The aim of the federal government is to be able to make additional regulations in an area of jurisdiction where it has no business, by duplicating and overlapping what already exists. In this regard, federal policy never changes.
This is to be found in section 459 of the Bank Act, which is amended by clause 55 of Bill C-82, which is before the House today. The government claims in its fine speeches to want to eliminate overlap and allow the level of government best suited to provide the public with the services it needs to do so. In fact, however, it continues to trample all over fields of provincial jurisdiction.
It cites an agreement between the provinces in order to legislate in this area. That is not what federalism is about. It is not because ten provinces agree on a subject that the federal government has the right to make laws and regulations in an area of jurisdiction that is not its own.
The federal government claims with Bill C-82 to be improving access to basic financial services for low income Canadians. For instance, only two pieces of identification instead of three would be required to open an account or cash a cheque, photo ID being considered desirable but not mandatory. This is a mere facade, since the problem remains.
The federal and provincial governments forbid banks to ask for some identification that most Canadians carry, including their social security number. The solution would be to think of a piece of ID that everyone has and that banks are allowed to ask for to check the identity of individuals. More often than not, the only cards they can ask for are credit cards, which very few low income people have.
Banks are not allowed to impose undue pressure on their clients, but the legislation does not say what constitutes undue pressure. In any case, it is up to the provinces to define this undesirable practice, as consumer protection is a provincial responsibility. However, the federal government reserves the right to make regulations in an area under provincial jurisdiction where there is already duplication and overlap, as pointed out earlier, in the case of Quebec. This is unacceptable to us, Bloc members.
In addition, Bill C-82 makes a distinction between undue pressure and favourable tied selling in subsections 459.1(2) and (3).
This policy raises major questions, since the goods that are tied seldom have the same life or expiry. This will make control extremely difficult, in a word, it cannot work. Why not require banks to comply with provincial consumer protection and tied selling regulations?

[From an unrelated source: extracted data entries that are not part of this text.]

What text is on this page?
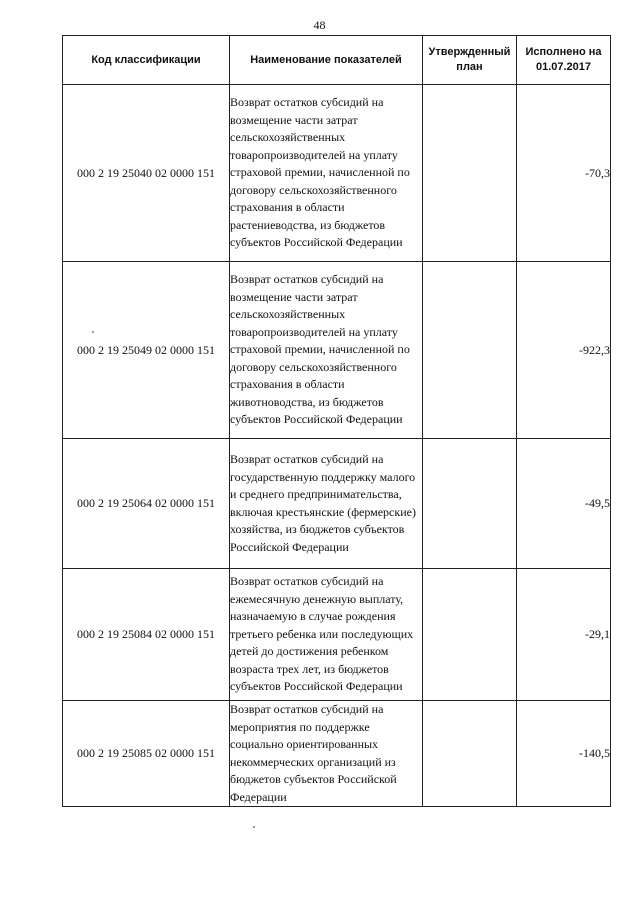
48
Код классификации	Наименование показателей	Утвержденный план	Исполнено на 01.07.2017
000 2 19 25040 02 0000 151	Возврат остатков субсидий на возмещение части затрат сельскохозяйственных товаропроизводителей на уплату страховой премии, начисленной по договору сельскохозяйственного страхования в области растениеводства, из бюджетов субъектов Российской Федерации		-70,3
000 2 19 25049 02 0000 151	Возврат остатков субсидий на возмещение части затрат сельскохозяйственных товаропроизводителей на уплату страховой премии, начисленной по договору сельскохозяйственного страхования в области животноводства, из бюджетов субъектов Российской Федерации		-922,3
000 2 19 25064 02 0000 151	Возврат остатков субсидий на государственную поддержку малого и среднего предпринимательства, включая крестьянские (фермерские) хозяйства, из бюджетов субъектов Российской Федерации		-49,5
000 2 19 25084 02 0000 151	Возврат остатков субсидий на ежемесячную денежную выплату, назначаемую в случае рождения третьего ребенка или последующих детей до достижения ребенком возраста трех лет, из бюджетов субъектов Российской Федерации		-29,1
000 2 19 25085 02 0000 151	Возврат остатков субсидий на мероприятия по поддержке социально ориентированных некоммерческих организаций из бюджетов субъектов Российской Федерации		-140,5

We know that, for the federal government, streamlining and duplication are synonyms, while harmonization really means interference. But this must stop, particularly if the government wants to fulfil the commitments made in the last speech from the throne. We feel that Bill C-82 provides the government with a good opportunity to show that it intends to fulfil its fine promises by not legislating and by not adopting regulations that duplicate and overlap what is already being done at the provincial level.
The federal government is imposing on banks standards that are not imposed on other institutions that come under provincial jurisdiction. Given that all these financial institutions are ultimately competing against each other, the only way to ensure they are subjected to the same rules is to let the provinces decide how these
institutions, including banks, must deal with the issue of consumer protection, including complaints relating to tied selling.
The Insurance Brokers Association of Canada fears that federal regulations in the financial planning sector would interfere with what is already being done. According to the association, the code of ethics on the disclosure of personal information, which is currently adhered to on a voluntary basis, is too soft on banks, given what is required of intermediaries in the marketplace.
The Bloc Quebecois expressed a number of reservations regarding Bill C-82. The government should correct the irritants that we mentioned today. Then, and only then will we be able to support Bill C-82.